The Verge has an excellent write-up of Satya Nadella’s day in court during the Google antitrust trial today.
The power of defaults is one of the central questions of the entire US v. Google case and will continue to come up. (The witness after Nadella is former Neeva CEO Sridhar Ramaswamy, who has also said his search engine was crushed in part because overcoming Google’s default status was so difficult.) Nadella is in the rare position to have seen both sides — what it’s like to be the default and what it’s like to contend when you’re not — and argued resolutely that defaults are the only thing that truly matters. Google, on the other hand, says that building the best product is the only thing that truly matters and that Bing has never come close to doing that. Which side of that debate Judge Mehta agrees with may be the story of this entire trial.
It’s an excellent and at times even funny read.
Microsoft is no less evil than Google but in this case I hope they win. Google’s search marketshare needs to come down to a healthier 60% or so.
I don’t see much difference if there are only 2 engines. We need at least 3, better 4.
I really enjoyed the read and it was Nadella being honest about what default means and the power it grants.

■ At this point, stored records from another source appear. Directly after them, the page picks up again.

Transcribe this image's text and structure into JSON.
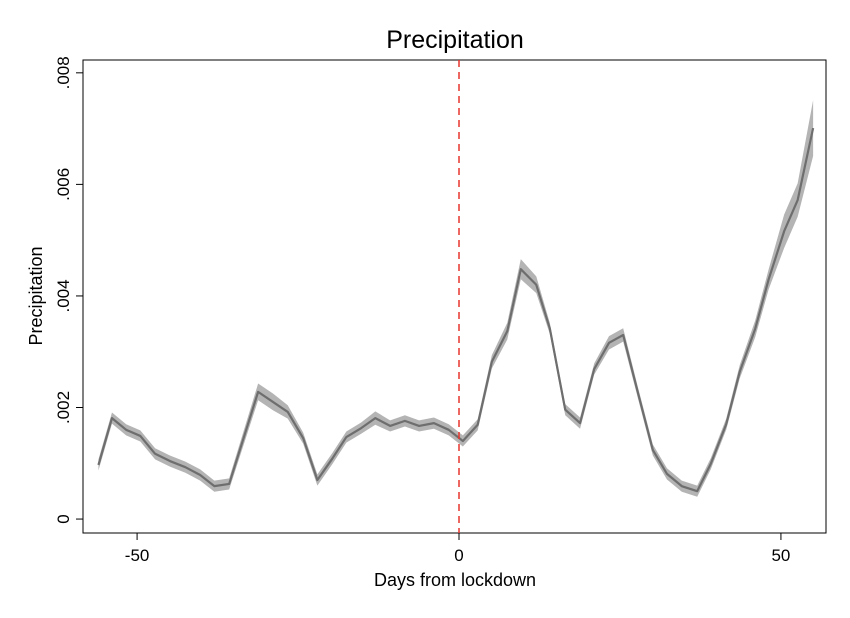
{
  "chart_data": {
    "type": "line",
    "title": "Precipitation",
    "xlabel": "Days from lockdown",
    "ylabel": "Precipitation",
    "x": [
      -56,
      -53.9,
      -51.7,
      -49.5,
      -47.2,
      -44.9,
      -42.5,
      -40.2,
      -38,
      -35.7,
      -31.2,
      -28.9,
      -26.6,
      -24.2,
      -22,
      -19.7,
      -17.5,
      -15.2,
      -13,
      -10.7,
      -8.4,
      -6.2,
      -3.9,
      -1.6,
      0.6,
      2.9,
      5.1,
      7.5,
      9.6,
      12,
      14.1,
      16.5,
      18.8,
      21,
      23.3,
      25.5,
      27.8,
      30.1,
      32.3,
      34.6,
      37,
      39.1,
      41.5,
      43.6,
      46,
      48.1,
      50.5,
      52.6,
      55
    ],
    "values": [
      0.00097,
      0.00181,
      0.0016,
      0.00149,
      0.00117,
      0.00104,
      0.00093,
      0.00079,
      0.00059,
      0.00063,
      0.00228,
      0.0021,
      0.00192,
      0.00145,
      0.0007,
      0.00108,
      0.00147,
      0.00163,
      0.00181,
      0.00167,
      0.00176,
      0.00167,
      0.00172,
      0.0016,
      0.0014,
      0.00169,
      0.00282,
      0.00337,
      0.00448,
      0.0042,
      0.00342,
      0.00196,
      0.00172,
      0.00269,
      0.00316,
      0.0033,
      0.00226,
      0.00124,
      0.00081,
      0.00059,
      0.0005,
      0.00099,
      0.0017,
      0.00264,
      0.00341,
      0.0043,
      0.00516,
      0.00572,
      0.00701
    ],
    "upper": [
      0.00107,
      0.00191,
      0.0017,
      0.00159,
      0.00127,
      0.00114,
      0.00103,
      0.00089,
      0.00069,
      0.00073,
      0.00243,
      0.00225,
      0.00204,
      0.00155,
      0.0008,
      0.00118,
      0.00157,
      0.00173,
      0.00193,
      0.00177,
      0.00186,
      0.00177,
      0.00182,
      0.0017,
      0.0015,
      0.00179,
      0.00294,
      0.00352,
      0.00466,
      0.00435,
      0.00352,
      0.00206,
      0.00182,
      0.00279,
      0.00328,
      0.00342,
      0.00236,
      0.00134,
      0.00091,
      0.00069,
      0.0006,
      0.00109,
      0.0018,
      0.00276,
      0.00356,
      0.00448,
      0.00546,
      0.00602,
      0.00751
    ],
    "lower": [
      0.00087,
      0.00171,
      0.0015,
      0.00139,
      0.00107,
      0.00094,
      0.00083,
      0.00069,
      0.00049,
      0.00053,
      0.00213,
      0.00195,
      0.0018,
      0.00135,
      0.0006,
      0.00098,
      0.00137,
      0.00153,
      0.00169,
      0.00157,
      0.00166,
      0.00157,
      0.00162,
      0.0015,
      0.0013,
      0.00159,
      0.0027,
      0.00322,
      0.0043,
      0.00405,
      0.00332,
      0.00186,
      0.00162,
      0.00259,
      0.00304,
      0.00318,
      0.00216,
      0.00114,
      0.00071,
      0.00049,
      0.0004,
      0.00089,
      0.0016,
      0.00252,
      0.00326,
      0.00412,
      0.00486,
      0.00542,
      0.00651
    ],
    "color": "#6e6e6e",
    "band_color": "#b4b4b4",
    "vline": {
      "x": 0,
      "color": "#e8352e"
    },
    "xlim": [
      -58.4,
      57
    ],
    "xticks": [
      -50,
      0,
      50
    ],
    "ylim": [
      -0.00025,
      0.00823
    ],
    "yticks": [
      0,
      {
        "value": 0.002,
        "label": ".002"
      },
      {
        "value": 0.004,
        "label": ".004"
      },
      {
        "value": 0.006,
        "label": ".006"
      },
      {
        "value": 0.008,
        "label": ".008"
      }
    ]
  }
}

We’ve been watching him say in both this case and that Bing isnt the leader, and we heard the same about the Xbox in another competition case.

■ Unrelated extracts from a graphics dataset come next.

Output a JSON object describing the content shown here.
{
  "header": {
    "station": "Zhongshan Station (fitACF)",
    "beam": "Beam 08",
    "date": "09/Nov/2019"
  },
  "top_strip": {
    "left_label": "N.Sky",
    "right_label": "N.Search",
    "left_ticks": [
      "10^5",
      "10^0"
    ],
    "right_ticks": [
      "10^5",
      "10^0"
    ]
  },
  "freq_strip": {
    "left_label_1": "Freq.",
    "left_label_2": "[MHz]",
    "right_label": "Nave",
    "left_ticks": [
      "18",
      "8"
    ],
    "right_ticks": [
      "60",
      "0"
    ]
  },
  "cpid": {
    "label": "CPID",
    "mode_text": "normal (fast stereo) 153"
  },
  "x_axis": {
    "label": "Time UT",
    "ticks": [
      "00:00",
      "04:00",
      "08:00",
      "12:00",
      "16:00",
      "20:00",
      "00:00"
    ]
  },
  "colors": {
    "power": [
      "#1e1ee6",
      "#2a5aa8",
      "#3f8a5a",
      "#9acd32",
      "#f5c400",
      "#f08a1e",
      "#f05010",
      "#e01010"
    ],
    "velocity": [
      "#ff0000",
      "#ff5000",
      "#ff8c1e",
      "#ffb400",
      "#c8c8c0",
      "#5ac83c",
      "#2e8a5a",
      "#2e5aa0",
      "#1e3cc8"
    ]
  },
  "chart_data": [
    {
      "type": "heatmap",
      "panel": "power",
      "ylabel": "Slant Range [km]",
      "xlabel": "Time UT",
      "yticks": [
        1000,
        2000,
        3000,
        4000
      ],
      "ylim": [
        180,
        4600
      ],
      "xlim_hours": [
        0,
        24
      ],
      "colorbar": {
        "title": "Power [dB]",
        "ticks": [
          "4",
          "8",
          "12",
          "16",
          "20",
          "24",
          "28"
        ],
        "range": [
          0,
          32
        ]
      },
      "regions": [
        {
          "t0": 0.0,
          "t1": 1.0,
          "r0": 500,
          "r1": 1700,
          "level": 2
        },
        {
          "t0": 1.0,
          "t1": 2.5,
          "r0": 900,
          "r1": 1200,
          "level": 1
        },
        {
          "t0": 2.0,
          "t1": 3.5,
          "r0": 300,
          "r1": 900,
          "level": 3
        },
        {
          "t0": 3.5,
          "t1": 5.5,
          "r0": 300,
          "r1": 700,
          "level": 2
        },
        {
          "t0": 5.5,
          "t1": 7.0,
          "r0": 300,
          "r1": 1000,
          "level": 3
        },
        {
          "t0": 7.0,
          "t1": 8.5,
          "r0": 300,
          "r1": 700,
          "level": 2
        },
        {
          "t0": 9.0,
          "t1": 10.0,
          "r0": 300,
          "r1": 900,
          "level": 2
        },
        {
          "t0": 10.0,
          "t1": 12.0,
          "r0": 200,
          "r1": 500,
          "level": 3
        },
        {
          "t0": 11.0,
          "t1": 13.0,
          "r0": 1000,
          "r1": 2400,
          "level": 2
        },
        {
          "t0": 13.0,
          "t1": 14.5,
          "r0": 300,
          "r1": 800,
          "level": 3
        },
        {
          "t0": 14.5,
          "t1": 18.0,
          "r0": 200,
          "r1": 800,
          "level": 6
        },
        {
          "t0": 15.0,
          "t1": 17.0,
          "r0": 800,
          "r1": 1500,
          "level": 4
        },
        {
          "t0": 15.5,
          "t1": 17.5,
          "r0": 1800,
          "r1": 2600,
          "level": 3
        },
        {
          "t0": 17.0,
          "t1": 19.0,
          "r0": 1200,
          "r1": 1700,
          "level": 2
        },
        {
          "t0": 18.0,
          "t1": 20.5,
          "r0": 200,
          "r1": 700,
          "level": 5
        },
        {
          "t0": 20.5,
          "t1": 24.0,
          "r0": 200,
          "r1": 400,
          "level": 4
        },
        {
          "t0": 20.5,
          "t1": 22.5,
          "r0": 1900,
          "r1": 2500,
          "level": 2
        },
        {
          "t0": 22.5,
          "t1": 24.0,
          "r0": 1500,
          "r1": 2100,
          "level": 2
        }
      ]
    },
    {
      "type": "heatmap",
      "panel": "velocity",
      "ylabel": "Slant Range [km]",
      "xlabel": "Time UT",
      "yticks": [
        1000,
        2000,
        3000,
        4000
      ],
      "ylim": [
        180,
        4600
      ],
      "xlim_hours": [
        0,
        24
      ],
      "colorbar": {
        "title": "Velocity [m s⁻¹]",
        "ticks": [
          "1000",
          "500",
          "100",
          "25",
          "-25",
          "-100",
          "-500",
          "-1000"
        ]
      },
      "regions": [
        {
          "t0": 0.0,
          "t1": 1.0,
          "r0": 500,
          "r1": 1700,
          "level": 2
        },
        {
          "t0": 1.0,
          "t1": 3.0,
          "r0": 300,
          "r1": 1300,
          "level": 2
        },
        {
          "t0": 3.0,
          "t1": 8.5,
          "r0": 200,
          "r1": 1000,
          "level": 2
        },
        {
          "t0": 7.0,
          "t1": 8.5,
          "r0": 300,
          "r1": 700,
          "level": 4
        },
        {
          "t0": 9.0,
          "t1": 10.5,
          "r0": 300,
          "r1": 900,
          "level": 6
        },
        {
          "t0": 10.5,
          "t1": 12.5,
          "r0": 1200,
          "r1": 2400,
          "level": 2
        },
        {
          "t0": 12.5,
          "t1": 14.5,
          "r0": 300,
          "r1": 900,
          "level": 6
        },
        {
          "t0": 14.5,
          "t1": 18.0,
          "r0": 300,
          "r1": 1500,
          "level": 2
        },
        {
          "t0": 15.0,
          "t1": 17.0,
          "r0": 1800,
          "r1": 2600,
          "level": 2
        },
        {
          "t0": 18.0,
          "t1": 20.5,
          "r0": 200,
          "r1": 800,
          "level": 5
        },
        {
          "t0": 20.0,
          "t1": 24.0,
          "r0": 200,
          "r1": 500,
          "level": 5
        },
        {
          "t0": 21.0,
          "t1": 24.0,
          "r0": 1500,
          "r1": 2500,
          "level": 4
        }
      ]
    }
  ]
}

You could imagine Balmer showboating and almost delusionaly claiming both were superior.
But Nadella has led a different Microsoft that behaves very differently. He is shedding that old MS rep (at least in my opinion) of being the anti-competitive market leader, instead returning to the early days of a company fighting for its place against the engrained monopoly.
Who knew that it would be Google that would shift to only consider its consumers to be exploitable chattle.
There was a day when we would have assumed one was talking about Microsoft.